A primeira estrofe é encerrada com o verso que descreve e unifica os


elementos "natureza" e "poesia". O eu lírico descreve a vegetação em "pomar"
e a poesia em "cantar", esse cantar pode representar o som dos pássaros e
demais animais da vegetação, mas também o canto daquelas mulheres que
estão entre as laranjeiras, possivelmente colhendo os frutos que servem para o
sustento da família; enquanto trabalham, elas cantam, fazem a poesia mais
bela que sai de suas almas. Há também mais beleza nesse cantar, pois entre o
pomar (natureza) e o cantar (poesia) habita o amor. As adversidades e o tédio
na cidadezinha não são suficientes para se suprimir o mais belo sentimento,
esse amor está presente na vegetação e até na rotina dos habitantes de uma
"Cidadezinha qualquer".

Ainda sobre o amor, o próprio título do poema apresenta uma


ambiguidade: a cidadezinha pode ser inferiorizada ou descrita de forma
afetuosa. São memórias perpassadas de saudade, lembranças que marcam
parte da vida do poeta, como vimos anteriormente.

Mesmo trazendo o amor nos primeiros versos, ao seguir com sua


descrição, o eu lírico segue um caminho que sempre aponta para um
sentimento de desânimo e melancolia, que podemos denominar spleen, ou
seja, uma insatisfação e desencanto por conta de uma rotina tão tediosa que é
expressa por "devagar". No poema falta ação, talvez daí surge o tédio e o
desencantamento, pois mesmo com o verbo que deveria trazer essa ideia de
movimento, há sempre a presença de um advérbio que "quebra" a ação: "vai
devagar", ou seja, mesmo indo, não vai; ou vai, mas devagar. Ambiente
propício para um estado descontente da alma do eu lírico, naquela cidadezinha
não há algo de novo para transformar aquela monotonia diária e tão marcada.

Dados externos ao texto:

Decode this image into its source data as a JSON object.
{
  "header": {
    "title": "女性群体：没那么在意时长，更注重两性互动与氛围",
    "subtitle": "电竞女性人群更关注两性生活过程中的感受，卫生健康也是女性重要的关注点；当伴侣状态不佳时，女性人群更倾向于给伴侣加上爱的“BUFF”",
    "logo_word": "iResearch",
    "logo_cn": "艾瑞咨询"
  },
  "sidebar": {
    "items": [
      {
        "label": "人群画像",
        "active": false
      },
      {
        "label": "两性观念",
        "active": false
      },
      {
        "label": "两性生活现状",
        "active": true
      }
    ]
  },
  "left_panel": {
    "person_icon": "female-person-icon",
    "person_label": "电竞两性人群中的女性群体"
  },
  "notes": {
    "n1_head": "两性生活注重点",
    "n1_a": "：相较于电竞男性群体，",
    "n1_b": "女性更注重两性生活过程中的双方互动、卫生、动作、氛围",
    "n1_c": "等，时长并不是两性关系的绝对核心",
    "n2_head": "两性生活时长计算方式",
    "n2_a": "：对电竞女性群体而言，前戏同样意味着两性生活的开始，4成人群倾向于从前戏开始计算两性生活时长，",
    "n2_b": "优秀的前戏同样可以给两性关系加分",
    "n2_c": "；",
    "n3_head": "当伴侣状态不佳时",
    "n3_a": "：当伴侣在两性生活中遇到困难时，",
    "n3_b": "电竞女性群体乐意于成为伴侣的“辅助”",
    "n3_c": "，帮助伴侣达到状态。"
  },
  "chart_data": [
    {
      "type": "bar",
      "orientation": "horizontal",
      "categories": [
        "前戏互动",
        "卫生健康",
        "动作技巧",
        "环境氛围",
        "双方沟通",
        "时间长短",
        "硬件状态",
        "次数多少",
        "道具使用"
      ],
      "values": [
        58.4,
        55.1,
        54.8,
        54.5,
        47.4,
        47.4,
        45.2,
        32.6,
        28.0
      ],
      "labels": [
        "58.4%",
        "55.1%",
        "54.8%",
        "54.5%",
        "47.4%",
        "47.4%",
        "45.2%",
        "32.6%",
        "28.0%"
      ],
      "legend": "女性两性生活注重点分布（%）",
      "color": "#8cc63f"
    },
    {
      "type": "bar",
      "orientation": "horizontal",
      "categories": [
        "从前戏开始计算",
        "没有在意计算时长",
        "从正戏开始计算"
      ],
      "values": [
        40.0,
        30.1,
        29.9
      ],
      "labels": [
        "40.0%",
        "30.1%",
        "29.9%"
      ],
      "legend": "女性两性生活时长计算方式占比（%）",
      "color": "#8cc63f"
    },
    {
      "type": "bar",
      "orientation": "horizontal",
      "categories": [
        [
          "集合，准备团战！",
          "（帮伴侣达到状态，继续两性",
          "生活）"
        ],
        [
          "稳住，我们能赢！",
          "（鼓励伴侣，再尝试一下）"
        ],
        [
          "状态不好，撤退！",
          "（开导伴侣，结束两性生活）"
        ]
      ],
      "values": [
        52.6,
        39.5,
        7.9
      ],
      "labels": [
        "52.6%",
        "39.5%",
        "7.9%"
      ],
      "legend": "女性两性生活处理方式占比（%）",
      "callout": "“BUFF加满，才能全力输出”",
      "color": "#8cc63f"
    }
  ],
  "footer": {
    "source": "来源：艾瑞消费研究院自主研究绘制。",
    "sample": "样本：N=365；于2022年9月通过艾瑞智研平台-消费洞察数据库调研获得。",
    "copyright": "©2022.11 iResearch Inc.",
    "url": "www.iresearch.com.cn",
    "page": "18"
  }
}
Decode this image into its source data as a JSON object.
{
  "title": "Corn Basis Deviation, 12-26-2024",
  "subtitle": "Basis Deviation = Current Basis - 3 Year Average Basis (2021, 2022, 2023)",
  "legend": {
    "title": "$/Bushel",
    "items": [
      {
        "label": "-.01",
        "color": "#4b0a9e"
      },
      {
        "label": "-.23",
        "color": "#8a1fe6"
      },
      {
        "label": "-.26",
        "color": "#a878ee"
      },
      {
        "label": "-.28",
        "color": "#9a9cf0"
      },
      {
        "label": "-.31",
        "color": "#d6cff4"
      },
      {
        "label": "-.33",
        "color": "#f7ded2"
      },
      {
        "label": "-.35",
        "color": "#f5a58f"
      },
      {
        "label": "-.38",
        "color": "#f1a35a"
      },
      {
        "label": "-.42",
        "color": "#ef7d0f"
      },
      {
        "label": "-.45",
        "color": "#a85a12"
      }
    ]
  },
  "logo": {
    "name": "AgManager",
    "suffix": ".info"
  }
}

O "devagar" continua na terceira estrofe, mas surge agora uma nova


figura: as janelas. Não há nada de diferente no cotidiano da cidade, as janelas
são fixas, imóveis, inanimadas, sem expressão, ou seja, elas se encaixam
perfeitamente com tudo que já foi descrito, mas há uma característica nova: "as
janelas olham". O olhar das janelas também é devagar, mas quem se põe nas
janelas para observar aquela cidadezinha? Provavelmente muitas pessoas que
vivem naquele lugar tedioso e buscam encontrar uma coisa nova, aguardando
um acontecimento diferente, esperando ansiosamente por uma notícia, uma
fofoca, ou qualquer outra coisa que seus olhares alcancem; talvez até a
esperança, uma esperança de que um dia aquela vida vazia e sem novidades
será diferente.

Depois de muita descrição, o eu lírico expressa seu desencanto de


forma mais precisa: "eta vida besta, meu Deus.". Não há novidade, nem
mudança de rotina, ou seja, "vida besta" é uma vida sem rumo, que não tem
sentido e promove sempre o tédio e a melancolia. O eu lírico, após demonstrar
tanto descontentamento, invoca Deus para tirá-lo ou salvá-lo do tédio, como se
dissesse: "meu Deus, em algum momento algo nessa cidadezinha será
diferente?"; e então continua seguindo sua vida, e vai, mas devagar.